沈南星沒有叫搬家公司。她的東西不多,一個二十八寸行李箱,一個收納袋,一個紙箱,就裝下了她在這個家裡能帶走的大部分生活。
她站在臥室門口,看著空了一半的衣櫃,忽然覺得可笑。
結婚十幾年,一個女人在一個家裡留下的東西,原來可以這麼少。
不是她沒有生活痕跡。
是很多痕跡都帶不走。
廚房裡她買的鍋,孩子房間她挑的檯燈,陽台上她種了很久的綠蘿,客廳牆上她選的裝飾畫。那些東西都留在原處,看起來仍然屬於這個家,卻不再屬於她。
婆婆站在客廳,臉色很硬。
「走就走,別弄得像我們趕你。」
沈南星把紙箱封好,沒有接話。
顧承安站在門邊,想幫她提箱子。
沈南星避開了:「我自己來。」
顧承安的手停在半空,最後慢慢收回去。
大寶站在房間門口,眼睛紅紅的。
小寶抱著恐龍玩具,嘴巴癟著,卻努力沒哭。
沈南星蹲下來,先抱住小寶。
「媽媽的小房子已經收拾好了。周末你可以和哥哥過去,媽媽給你們煮麵。」
小寶問:「媽媽今晚不回來睡嗎?」
沈南星喉嚨發緊:「今晚不回來。」
小寶終於哭了出來。
他抱著她的脖子,哭得一抽一抽:「媽媽不要走。」
沈南星抱著他,眼淚也掉下來。
她多想不走。
可她更清楚,如果她繼續留在這裡,孩子看見的只會是一個越來越沉默、越來越委屈、越來越不像自己的母親。
她不能讓他們以為,婚姻里的忍耐就是女人唯一的路。
大寶走過來,聲音很啞:「媽媽,我可以給你打電話嗎?」
「當然可以。」沈南星摸他的頭,「每天都可以。」
「爸爸說周六我們去你那裡。」
「嗯,媽媽等你們。」
大寶點點頭,強忍著沒哭。
沈南星看著他的樣子,心更疼。
孩子太懂事,有時候不是好事。
顧承安低聲說:「我送你。」
「不用。」
「箱子重。」
沈南星抬頭看他:「顧承安,我只是搬出去,不是連箱子都提不了。」
顧承安臉色微微一白。
他沒有再堅持。
沈南星拉著行李箱出門時,婆婆忽然說:「南星,到了這一步,你別以後後悔。」
沈南星停下腳步。
她沒有回頭,只說:「我最後悔的,是以前太晚為自己打算。
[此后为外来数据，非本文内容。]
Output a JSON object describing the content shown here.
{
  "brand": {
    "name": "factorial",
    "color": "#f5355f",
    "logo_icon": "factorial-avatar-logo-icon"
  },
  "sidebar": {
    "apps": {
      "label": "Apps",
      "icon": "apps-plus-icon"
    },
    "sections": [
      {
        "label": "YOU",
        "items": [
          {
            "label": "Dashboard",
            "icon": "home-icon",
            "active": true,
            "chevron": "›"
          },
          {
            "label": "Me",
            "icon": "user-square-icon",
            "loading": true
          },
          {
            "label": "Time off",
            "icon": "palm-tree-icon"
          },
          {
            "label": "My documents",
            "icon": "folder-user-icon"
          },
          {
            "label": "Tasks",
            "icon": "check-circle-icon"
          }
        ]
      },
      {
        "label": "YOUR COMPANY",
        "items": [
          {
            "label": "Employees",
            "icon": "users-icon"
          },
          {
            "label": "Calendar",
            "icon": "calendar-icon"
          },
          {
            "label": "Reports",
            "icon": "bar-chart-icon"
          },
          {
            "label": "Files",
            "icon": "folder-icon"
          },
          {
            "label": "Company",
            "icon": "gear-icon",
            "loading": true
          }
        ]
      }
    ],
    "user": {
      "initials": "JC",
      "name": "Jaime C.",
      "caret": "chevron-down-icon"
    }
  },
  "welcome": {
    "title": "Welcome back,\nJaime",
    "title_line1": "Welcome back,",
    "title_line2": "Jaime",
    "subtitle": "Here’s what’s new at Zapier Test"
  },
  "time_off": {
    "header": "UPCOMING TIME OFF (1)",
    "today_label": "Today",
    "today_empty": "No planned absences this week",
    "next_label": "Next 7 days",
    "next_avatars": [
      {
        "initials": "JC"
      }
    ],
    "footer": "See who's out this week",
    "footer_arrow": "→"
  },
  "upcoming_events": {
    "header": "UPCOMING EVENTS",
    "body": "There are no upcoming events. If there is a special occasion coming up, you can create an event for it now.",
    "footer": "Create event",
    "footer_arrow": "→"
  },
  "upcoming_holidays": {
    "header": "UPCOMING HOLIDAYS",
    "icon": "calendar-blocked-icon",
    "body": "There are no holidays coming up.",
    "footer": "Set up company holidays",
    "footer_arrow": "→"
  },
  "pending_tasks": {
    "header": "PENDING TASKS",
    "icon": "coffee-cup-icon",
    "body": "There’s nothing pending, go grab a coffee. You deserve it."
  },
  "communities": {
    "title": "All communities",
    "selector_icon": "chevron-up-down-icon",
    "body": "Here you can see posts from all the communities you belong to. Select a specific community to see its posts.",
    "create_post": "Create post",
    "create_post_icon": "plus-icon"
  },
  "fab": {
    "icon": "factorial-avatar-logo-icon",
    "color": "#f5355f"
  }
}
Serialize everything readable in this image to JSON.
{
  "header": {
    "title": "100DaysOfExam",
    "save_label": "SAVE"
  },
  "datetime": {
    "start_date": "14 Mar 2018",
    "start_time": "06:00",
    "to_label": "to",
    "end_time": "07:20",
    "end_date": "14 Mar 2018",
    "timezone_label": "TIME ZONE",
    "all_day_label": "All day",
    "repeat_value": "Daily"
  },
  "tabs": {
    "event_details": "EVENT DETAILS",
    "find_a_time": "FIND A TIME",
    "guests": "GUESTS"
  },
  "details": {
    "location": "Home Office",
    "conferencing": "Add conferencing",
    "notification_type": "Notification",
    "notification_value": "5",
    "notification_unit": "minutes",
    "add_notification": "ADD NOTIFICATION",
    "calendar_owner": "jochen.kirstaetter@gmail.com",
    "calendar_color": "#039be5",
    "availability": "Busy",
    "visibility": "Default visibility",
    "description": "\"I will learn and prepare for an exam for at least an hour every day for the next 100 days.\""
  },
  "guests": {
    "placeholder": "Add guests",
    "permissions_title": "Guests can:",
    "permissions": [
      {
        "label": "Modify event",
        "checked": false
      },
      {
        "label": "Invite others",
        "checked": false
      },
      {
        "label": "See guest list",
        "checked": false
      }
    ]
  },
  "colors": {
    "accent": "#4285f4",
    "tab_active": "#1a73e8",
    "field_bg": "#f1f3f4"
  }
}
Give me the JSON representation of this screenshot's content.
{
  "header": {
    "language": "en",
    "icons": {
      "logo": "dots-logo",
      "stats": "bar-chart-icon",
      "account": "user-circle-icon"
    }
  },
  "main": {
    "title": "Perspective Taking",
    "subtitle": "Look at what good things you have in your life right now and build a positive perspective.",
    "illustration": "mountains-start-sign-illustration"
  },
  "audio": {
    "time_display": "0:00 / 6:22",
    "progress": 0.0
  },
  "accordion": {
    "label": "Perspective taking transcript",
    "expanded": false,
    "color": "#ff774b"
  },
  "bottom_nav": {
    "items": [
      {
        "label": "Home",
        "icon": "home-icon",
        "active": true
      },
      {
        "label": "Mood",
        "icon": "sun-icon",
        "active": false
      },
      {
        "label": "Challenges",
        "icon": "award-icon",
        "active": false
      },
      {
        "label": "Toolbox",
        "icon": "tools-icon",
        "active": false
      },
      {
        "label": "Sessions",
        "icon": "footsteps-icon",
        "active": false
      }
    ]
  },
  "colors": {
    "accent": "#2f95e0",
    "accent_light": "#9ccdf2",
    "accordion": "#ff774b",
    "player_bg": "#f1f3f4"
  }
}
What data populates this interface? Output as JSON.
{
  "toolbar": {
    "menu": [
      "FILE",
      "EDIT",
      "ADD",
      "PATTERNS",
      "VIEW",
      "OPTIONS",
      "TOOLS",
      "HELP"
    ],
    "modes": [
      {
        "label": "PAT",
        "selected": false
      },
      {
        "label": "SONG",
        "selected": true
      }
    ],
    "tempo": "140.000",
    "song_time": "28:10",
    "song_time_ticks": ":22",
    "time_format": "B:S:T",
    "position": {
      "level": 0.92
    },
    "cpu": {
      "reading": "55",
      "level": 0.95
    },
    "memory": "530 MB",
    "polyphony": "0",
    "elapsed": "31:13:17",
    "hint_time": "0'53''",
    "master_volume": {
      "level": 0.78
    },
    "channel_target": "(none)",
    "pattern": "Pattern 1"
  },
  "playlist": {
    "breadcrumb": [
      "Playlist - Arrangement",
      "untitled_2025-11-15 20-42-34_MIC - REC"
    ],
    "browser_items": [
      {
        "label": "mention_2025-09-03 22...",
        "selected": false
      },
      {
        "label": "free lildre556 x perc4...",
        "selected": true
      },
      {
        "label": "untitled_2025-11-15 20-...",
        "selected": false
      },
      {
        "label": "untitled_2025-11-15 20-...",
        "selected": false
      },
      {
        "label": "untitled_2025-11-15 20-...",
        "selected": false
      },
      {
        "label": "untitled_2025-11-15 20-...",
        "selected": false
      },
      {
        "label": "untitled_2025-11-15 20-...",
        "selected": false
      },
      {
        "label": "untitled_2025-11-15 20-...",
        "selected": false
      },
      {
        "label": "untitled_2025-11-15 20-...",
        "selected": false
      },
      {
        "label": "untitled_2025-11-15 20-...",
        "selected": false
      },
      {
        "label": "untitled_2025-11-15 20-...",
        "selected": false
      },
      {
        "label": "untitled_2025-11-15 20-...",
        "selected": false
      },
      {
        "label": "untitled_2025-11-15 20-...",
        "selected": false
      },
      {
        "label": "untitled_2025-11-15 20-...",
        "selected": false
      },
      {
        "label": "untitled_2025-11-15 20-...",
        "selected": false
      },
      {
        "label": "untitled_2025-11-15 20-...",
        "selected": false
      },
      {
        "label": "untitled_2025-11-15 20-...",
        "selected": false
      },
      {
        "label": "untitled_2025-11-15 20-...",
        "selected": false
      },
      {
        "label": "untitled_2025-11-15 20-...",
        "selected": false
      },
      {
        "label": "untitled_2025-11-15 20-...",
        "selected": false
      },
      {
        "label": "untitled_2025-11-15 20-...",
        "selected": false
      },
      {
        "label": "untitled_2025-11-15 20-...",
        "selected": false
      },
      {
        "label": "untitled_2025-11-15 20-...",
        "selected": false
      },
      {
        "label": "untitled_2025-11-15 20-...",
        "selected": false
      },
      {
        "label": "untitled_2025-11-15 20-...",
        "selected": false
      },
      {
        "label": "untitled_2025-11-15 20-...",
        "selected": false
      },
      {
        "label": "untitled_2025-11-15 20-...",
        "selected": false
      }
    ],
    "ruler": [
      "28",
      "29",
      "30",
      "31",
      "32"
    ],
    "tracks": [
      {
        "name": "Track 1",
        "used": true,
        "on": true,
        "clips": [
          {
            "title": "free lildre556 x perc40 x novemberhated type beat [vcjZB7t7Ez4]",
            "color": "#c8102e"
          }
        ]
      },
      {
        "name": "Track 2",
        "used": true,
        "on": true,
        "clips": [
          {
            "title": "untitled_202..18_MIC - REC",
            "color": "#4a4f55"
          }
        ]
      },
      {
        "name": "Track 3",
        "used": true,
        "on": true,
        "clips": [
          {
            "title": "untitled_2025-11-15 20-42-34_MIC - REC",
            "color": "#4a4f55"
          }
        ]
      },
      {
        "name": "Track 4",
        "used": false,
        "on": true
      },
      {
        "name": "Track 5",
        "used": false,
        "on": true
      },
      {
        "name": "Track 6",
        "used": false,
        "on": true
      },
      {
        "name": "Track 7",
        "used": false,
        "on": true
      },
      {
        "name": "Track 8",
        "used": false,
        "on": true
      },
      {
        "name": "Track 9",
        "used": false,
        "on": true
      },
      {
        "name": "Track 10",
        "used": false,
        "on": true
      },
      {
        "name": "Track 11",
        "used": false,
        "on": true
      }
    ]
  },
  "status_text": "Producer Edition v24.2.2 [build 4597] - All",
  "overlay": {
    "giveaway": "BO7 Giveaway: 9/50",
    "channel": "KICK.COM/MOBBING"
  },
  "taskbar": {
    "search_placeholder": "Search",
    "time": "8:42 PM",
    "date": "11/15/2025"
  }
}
」
門關上的聲音不重。
卻像把她過去十幾年的生活隔在了裡面。
電梯一路往下。
沈南星看著鏡子裡的自己。
三十七歲,離職,婚姻走到盡頭,兩個孩子暫時跟爸爸,房子不歸她。她拉著一個行李箱,去一套老小區的小房子。
這不是體面的開局。
可這是她自己的開局。
到了出租屋,她先把窗戶打開,又把床單鋪上。小房子裡沒有什麼家具,只有一張床、一張舊餐桌和一個小衣櫃。她買了電飯鍋、燒水壺、兩隻碗、兩雙筷子,還有兩雙兒童拖鞋。
兒童拖鞋放在門口,一大一小。
沈南星看了很久。
晚上,她給自己煮了一碗麵。
面里只有青菜和雞蛋。
她坐在小餐桌前吃飯,屋裡安靜得能聽見樓上拖椅子的聲音。手機響了一下,是大寶發來的語音。
「媽媽,你吃飯了嗎?」
沈南星點開,聽了三遍。
然後回覆:「吃了。媽媽煮了面。你和弟弟也要好好吃飯。」
大寶很快回:「小寶哭了,後來睡著了。」
沈南星握著手機,眼淚掉進碗裡。
她沒有再發語音。
怕孩子聽出她在哭。
她只是打字:
媽媽愛你們。
發完後,她把手機扣在桌上,低頭把那碗面吃完。
面已經涼了。
可她一口都沒有剩。
因為從今天起,她要好好活著。
不是為了證明給誰看。
是為了有一天,孩子來她這裡時,能看見一個站得住的媽媽。